National Gallery of Victoria is currently exhibiting prominent 1960s fashion photographer Henri Talbot who brought invigorating internationalism to Australian fashion photography.
Closing 21 August 2016
See it at National Gallery of Victoria
The Ian Potter Centre: NGV Australia, Federation Square, Level 3.
Henri Talbot was a commercial photographer and artist photographing major editorial campaigns for many of Australia’s fashion houses. He studied commercial art at the Reimann School in Berlin before fleeing Nazi Germany. He then developed a strong interest in photography and also was interested in design.
Talbot approached photography as an artist approaches a canvas, forming images by fashioning blocks of colour, compositional lines and depth of field, employing lighting and techniques to illuminate details, manipulating the model and drape of a fabric to finally capture his subject in a unique and extraordinary result.

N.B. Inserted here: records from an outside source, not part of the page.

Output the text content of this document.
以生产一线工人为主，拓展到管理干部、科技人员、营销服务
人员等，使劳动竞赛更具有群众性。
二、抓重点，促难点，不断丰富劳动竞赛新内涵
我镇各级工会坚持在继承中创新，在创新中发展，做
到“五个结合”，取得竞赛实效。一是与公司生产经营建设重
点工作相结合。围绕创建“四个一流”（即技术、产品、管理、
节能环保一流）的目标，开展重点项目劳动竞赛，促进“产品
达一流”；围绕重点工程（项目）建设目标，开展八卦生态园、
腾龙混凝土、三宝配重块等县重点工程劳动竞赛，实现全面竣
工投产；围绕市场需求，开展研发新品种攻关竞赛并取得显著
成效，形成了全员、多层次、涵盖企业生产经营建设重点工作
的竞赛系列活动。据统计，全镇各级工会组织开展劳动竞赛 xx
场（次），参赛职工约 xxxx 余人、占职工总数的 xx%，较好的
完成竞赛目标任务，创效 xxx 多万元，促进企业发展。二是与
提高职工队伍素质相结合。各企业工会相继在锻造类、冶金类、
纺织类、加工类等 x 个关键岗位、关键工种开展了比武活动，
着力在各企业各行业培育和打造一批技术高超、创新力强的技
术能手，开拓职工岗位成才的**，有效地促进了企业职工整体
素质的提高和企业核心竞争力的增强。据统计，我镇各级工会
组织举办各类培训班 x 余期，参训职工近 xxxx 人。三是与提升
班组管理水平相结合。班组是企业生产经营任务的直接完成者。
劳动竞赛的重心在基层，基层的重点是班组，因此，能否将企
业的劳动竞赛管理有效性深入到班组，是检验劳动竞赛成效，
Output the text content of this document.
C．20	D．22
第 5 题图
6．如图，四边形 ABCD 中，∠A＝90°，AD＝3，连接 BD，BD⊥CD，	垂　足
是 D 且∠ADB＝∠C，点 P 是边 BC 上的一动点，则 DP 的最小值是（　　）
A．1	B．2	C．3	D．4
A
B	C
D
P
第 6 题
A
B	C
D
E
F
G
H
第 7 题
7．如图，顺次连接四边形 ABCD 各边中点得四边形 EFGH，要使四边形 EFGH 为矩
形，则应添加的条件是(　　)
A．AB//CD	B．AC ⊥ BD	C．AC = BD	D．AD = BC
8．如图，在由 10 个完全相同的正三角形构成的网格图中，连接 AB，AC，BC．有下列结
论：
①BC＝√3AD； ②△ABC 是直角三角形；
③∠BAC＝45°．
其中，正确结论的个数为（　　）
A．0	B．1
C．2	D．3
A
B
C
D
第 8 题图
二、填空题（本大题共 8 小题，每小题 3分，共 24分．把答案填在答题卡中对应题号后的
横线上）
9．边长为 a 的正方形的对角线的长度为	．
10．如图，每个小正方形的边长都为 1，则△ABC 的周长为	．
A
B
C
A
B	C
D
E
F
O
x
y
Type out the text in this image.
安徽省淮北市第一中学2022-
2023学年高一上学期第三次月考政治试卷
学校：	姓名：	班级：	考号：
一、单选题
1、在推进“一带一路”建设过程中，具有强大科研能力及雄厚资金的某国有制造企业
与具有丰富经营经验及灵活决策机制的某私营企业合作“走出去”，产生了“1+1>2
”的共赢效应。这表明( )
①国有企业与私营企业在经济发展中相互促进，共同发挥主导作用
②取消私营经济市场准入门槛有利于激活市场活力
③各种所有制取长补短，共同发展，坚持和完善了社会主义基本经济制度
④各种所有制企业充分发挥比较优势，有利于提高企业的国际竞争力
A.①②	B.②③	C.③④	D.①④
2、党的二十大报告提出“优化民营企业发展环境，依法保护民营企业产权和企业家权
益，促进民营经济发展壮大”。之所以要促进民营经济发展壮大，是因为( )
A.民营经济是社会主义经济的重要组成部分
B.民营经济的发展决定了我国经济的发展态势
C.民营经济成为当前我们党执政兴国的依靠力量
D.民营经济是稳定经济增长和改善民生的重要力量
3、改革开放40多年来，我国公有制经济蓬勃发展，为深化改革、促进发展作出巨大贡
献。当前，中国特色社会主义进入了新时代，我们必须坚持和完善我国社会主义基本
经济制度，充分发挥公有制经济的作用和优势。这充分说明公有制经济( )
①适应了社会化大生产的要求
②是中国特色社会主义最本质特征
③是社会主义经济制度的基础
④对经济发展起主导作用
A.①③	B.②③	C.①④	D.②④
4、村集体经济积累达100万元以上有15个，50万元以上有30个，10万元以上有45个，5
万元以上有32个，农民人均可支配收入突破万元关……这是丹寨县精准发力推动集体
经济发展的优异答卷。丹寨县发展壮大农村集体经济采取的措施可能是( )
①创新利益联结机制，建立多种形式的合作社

Talbot’s career in Melbourne began in the late 1950s when he went into business with renowned international fashion photographer Helmut Newton. Together they ran a prominent photography studio in Melbourne’s fashionable Flinders Lane working with many prestigious fashionable clients including Sportscraft, the Australian Wool Board, Hilton, Kayser, Ford, GMH, Lucas, Pelaco, and worked with renowned models including Maggie Tabberer, Helen Homewood, Maggie Eckardt and Janice Wakely. This exhibition includes more than one hundred photos from Talbot’s photography work for Australian fashion editorial and advertising campaigns, with many of Talbot’s striking never-seen-before photographs from fashion shoots in campaigns for these and many other clients, and from working with these models as his muses.